In fact, what the medical community actually says is precisely the opposite of what Barthwell claims. In its official policy statement on medical marijuana, the American Public Health Association stated, "Marijuana has an extremely wide acute margin of safety for use under medical supervision . . . greater harm is caused by the legal consequences of its prohibition than possible risks of medicinal use."

In a 1997 editorial, the New England Journal of Medicine -- widely regarded as the most prestigious medical journal in the world -- called the ban on medical use of marijuana "misguided, heavy-handed and inhumane."

In a November 2003 letter to New York legislators, the American Academy of HIV Medicine put it this way: "When appropriately prescribed and monitored, marijuana/cannabis can provide immeasurable benefits for the health and well-being of our patients."

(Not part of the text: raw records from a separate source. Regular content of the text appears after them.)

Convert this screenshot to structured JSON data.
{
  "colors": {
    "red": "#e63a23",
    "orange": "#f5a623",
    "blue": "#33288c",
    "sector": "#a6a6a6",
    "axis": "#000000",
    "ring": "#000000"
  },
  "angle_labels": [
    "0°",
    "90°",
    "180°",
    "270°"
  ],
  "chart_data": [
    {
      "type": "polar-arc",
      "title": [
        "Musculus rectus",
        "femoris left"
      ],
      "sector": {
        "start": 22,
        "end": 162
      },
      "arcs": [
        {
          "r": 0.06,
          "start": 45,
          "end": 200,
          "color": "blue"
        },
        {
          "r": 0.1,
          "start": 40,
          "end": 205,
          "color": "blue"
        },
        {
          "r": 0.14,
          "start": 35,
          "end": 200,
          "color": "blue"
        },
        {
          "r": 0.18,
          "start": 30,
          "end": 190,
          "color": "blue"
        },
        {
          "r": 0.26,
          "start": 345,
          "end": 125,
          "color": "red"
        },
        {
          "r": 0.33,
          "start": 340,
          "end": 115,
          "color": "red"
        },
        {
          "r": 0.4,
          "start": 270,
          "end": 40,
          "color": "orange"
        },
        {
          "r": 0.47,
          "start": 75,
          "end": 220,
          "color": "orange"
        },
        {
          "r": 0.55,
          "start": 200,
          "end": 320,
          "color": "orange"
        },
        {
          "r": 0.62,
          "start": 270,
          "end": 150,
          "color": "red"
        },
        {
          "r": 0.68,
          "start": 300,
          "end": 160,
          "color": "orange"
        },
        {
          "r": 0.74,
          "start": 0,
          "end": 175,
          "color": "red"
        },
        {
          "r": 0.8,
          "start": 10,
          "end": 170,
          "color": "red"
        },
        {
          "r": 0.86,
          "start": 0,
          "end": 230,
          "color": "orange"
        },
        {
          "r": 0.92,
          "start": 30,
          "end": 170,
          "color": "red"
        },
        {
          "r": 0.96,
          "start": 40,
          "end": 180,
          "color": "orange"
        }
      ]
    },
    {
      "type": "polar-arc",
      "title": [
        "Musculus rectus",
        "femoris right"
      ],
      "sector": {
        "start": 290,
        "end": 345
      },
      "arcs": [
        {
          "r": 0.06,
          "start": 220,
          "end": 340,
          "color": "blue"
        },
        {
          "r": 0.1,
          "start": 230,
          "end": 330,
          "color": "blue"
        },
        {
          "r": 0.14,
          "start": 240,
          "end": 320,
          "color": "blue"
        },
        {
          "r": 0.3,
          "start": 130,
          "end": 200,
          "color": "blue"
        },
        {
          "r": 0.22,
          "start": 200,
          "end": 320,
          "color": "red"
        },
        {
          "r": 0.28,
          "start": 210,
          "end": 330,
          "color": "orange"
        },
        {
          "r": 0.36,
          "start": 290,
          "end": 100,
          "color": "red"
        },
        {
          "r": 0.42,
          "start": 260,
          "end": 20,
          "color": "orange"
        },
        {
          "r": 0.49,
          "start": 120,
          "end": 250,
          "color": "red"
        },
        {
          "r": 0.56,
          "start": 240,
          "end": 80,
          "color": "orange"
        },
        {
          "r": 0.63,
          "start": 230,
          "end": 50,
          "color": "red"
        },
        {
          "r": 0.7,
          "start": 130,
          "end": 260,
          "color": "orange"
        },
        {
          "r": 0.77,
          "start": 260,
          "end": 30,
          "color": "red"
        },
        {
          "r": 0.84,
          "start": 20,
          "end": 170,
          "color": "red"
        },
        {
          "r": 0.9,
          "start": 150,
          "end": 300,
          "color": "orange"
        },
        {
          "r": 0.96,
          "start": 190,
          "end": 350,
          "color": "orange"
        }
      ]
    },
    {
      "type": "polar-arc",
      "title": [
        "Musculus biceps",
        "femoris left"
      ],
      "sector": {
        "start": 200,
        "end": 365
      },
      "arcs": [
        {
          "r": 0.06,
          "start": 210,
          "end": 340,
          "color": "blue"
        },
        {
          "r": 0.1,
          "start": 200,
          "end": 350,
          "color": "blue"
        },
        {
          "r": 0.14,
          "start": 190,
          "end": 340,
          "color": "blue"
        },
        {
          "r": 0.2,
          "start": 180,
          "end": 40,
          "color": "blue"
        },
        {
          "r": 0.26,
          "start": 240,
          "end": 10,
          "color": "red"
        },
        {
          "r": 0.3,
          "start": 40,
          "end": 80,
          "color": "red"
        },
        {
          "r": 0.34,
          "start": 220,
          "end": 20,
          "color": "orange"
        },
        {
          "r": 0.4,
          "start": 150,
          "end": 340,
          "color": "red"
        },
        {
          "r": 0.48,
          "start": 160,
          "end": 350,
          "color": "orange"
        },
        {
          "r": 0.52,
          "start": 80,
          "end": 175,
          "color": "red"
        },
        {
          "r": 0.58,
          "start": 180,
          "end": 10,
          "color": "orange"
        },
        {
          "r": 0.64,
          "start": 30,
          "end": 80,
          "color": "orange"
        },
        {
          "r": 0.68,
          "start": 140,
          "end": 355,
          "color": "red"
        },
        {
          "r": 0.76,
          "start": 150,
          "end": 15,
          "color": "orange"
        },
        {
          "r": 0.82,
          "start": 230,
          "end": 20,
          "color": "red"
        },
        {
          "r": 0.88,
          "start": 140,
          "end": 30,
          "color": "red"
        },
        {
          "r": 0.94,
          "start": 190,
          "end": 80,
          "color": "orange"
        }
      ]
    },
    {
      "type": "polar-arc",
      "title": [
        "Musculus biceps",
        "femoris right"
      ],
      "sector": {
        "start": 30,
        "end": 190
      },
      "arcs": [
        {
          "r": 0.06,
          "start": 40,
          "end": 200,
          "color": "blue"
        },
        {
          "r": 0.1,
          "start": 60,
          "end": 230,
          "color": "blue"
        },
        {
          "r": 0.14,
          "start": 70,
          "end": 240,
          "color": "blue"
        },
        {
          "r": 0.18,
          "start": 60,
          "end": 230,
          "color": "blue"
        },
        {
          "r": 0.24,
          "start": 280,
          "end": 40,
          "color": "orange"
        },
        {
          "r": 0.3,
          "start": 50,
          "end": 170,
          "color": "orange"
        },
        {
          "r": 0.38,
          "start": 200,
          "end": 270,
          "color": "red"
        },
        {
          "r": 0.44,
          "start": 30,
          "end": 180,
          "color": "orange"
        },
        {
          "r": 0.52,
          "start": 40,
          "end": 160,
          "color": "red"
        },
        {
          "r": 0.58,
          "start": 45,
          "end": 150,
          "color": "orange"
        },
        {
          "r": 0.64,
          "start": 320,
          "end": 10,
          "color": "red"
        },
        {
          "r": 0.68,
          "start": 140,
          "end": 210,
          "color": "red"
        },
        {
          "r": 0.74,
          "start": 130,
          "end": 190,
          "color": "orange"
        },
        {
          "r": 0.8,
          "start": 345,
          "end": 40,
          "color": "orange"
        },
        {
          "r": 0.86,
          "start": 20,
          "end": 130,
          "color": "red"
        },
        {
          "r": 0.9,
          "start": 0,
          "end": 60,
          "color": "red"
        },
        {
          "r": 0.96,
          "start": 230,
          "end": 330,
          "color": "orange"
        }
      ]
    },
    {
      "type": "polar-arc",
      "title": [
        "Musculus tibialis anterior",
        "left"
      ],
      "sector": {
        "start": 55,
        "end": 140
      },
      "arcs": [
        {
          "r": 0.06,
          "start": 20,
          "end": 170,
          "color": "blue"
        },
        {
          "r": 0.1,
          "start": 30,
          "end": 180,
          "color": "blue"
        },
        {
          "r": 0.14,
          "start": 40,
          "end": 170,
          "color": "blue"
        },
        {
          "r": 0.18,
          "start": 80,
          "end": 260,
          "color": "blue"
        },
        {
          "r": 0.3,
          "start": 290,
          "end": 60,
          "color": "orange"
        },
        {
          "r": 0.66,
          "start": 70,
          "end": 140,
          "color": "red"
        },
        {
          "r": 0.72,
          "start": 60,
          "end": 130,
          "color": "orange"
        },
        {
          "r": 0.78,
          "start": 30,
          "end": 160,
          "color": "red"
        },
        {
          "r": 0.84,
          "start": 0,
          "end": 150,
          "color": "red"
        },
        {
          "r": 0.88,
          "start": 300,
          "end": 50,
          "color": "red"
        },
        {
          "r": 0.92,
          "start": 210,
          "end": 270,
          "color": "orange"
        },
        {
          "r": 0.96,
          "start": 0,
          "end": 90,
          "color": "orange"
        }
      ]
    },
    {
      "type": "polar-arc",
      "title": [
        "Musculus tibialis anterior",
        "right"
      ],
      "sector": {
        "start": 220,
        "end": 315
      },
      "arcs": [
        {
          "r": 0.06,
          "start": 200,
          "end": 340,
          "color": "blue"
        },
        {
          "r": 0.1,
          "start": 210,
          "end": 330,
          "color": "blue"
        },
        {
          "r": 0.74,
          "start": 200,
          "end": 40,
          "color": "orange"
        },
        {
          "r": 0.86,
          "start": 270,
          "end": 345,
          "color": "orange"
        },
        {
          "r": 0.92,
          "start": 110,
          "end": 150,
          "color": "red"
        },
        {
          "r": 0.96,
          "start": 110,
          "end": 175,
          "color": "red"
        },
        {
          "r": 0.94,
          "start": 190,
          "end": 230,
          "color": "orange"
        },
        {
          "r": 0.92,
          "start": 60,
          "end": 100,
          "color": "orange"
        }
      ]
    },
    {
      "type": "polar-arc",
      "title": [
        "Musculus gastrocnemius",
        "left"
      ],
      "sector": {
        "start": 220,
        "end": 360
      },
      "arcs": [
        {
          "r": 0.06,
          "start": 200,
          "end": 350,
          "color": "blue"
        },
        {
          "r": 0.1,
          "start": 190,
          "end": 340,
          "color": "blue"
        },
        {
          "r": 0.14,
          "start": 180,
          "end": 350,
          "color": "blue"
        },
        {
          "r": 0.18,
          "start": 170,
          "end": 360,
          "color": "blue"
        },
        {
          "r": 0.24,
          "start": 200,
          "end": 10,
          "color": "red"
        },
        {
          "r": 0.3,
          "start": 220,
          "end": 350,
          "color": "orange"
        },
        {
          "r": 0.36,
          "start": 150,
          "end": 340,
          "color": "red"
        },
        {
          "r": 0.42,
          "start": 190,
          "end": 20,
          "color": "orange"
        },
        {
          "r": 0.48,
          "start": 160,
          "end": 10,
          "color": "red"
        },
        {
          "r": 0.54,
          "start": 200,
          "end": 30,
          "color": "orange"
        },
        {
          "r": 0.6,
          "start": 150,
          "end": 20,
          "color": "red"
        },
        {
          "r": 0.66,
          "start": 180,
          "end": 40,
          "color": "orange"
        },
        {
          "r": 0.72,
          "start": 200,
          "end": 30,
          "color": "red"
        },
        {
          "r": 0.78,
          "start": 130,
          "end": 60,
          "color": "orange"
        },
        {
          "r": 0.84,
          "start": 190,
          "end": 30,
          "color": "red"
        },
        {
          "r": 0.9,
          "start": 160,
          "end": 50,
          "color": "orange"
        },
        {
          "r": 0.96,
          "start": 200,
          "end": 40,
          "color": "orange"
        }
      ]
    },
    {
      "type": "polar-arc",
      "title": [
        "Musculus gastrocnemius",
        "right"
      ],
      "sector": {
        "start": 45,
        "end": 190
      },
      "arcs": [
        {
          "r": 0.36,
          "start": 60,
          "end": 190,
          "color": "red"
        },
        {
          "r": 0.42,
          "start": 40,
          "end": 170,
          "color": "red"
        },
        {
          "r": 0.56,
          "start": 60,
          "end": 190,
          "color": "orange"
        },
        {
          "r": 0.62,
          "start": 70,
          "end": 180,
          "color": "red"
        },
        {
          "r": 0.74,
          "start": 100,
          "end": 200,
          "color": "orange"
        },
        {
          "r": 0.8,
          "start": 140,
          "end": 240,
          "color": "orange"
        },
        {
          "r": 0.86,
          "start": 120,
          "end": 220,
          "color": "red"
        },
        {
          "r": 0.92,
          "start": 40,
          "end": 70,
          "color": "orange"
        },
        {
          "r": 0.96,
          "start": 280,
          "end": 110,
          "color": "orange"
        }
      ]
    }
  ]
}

And the Illinois Nurses Association, in a position paper issued last December, said, "Cannabis [marijuana] is considered by the scientists directly involved with cannabinoid research to be one of the least toxic substances known that delivers a therapeutic response. . . . There is almost a half-century of research that supports the safety and efficacy of cannabis for conditions such as reducing nausea and vomiting, stimulating appetite, controlling spasticity, decreasing the suffering from the experience of chronic pain, and controlling seizures."

That's not my opinion. It's the opinion of some of this state's and this nation's leading health experts, the people who every day do the hard work of caring for people battling illnesses like cancer, AIDS and multiple sclerosis.

I welcome an honest debate about my medical marijuana bill, but let's base that debate on facts, not spin. Illinoisans deserve better than Andrea Barthwell's travelling con job.